Most of the time we try to report the good stuff, but I'm pretty sure you guys figure that it's not always that way. And I do share the bad stuff too, mostly because it helps me to get it out. But Justin and I had both taken to using the phrase, "I just can't fart rainbows all of the time." And sometimes we do a bit of both, like this poor fella here.
Today's a good, bad, funny, great, horrible, all over the place day! Aaaaaaaaah! Pbbbbbbt! |
The move to pediatrics was such a huge step forward, and it's so nice there. Sometime I'll remember to take pictures to show you guys. But come to find out, it takes her time to adjust to her new surroundings. Yesterday she was fussy most of the day and today I came in and heard her crying all the way down the hall. It took me a long time to calm her down enough so I could pump. Once I was plenty busy she knew that she had her chance and yanked her NG tube out of her and half the tape keeping it down, off. She then shrieked loud enough for me to almost knock the pump over.
They put in a new one, but she acted so uncomfortable afterwards.
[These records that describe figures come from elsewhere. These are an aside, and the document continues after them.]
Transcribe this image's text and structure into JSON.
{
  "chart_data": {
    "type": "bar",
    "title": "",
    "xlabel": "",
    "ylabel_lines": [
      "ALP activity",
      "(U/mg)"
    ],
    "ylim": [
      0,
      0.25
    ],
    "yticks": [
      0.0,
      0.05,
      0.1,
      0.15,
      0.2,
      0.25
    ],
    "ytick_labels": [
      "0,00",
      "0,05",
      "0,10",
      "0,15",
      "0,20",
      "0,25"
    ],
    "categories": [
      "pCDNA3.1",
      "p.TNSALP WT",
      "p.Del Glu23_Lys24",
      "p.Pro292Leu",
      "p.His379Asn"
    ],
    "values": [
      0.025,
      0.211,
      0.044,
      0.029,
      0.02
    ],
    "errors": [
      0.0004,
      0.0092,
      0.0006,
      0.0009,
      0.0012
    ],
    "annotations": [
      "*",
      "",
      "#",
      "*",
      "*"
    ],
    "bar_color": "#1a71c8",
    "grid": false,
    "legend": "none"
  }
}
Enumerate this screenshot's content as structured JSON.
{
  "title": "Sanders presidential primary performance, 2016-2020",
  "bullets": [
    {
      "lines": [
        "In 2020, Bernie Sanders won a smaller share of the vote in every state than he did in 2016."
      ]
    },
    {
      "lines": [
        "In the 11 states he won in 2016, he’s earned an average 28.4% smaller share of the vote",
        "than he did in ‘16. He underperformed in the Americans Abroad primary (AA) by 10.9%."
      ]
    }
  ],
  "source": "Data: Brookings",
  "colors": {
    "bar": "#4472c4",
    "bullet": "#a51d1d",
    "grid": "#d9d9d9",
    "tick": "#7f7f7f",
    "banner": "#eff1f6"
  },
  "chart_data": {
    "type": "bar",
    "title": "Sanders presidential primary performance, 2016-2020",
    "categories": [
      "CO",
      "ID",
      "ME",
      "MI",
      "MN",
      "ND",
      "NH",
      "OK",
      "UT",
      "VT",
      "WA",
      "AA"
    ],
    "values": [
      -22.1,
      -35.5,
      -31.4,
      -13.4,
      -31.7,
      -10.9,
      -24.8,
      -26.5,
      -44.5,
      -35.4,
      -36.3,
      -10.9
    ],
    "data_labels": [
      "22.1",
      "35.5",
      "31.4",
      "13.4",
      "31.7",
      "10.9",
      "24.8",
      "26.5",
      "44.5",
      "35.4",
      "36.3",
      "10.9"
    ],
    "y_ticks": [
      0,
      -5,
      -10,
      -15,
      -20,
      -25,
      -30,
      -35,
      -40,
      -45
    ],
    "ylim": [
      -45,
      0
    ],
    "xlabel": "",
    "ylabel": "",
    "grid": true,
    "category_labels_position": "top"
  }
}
I tried to breast feed, no go. Bottle feed, nuh-uh. Even gavaging was tough. By that point she was crying so loud and I was crying, and desperately praying for help. Finally her nurse came in and I explained to him what had been going on and he immediately began to investigate. They had put in a different tube than usual, and it was shorter. So they went all the way to the NICU to get the same kind she had already been using and let me tell you what a difference it made.
Then, I noticed that her monitor was off, so I got brave enough to unplug her from it and then pull her around her bed with her pump in tow. I sat down on the couch beneath the window and then fed her the full 30mL of milk from a bottle (she had a wet burp and threw up a lot of it, but still, she was happy.) I would burp her on my shoulder and she would lift her head for long periods of time and look around. That's my girl!!!
So long story short...
Too late. |
I can't pretend that I'm not new to this, and well spending the first 2-3 months of her life in the hospital hasn't helped. But I'm learning, and even though sometimes it's so hard I just hit my breaking point, and sometimes I fart rainbows, I have such a beautiful daughter that I love so much. She is my miracle.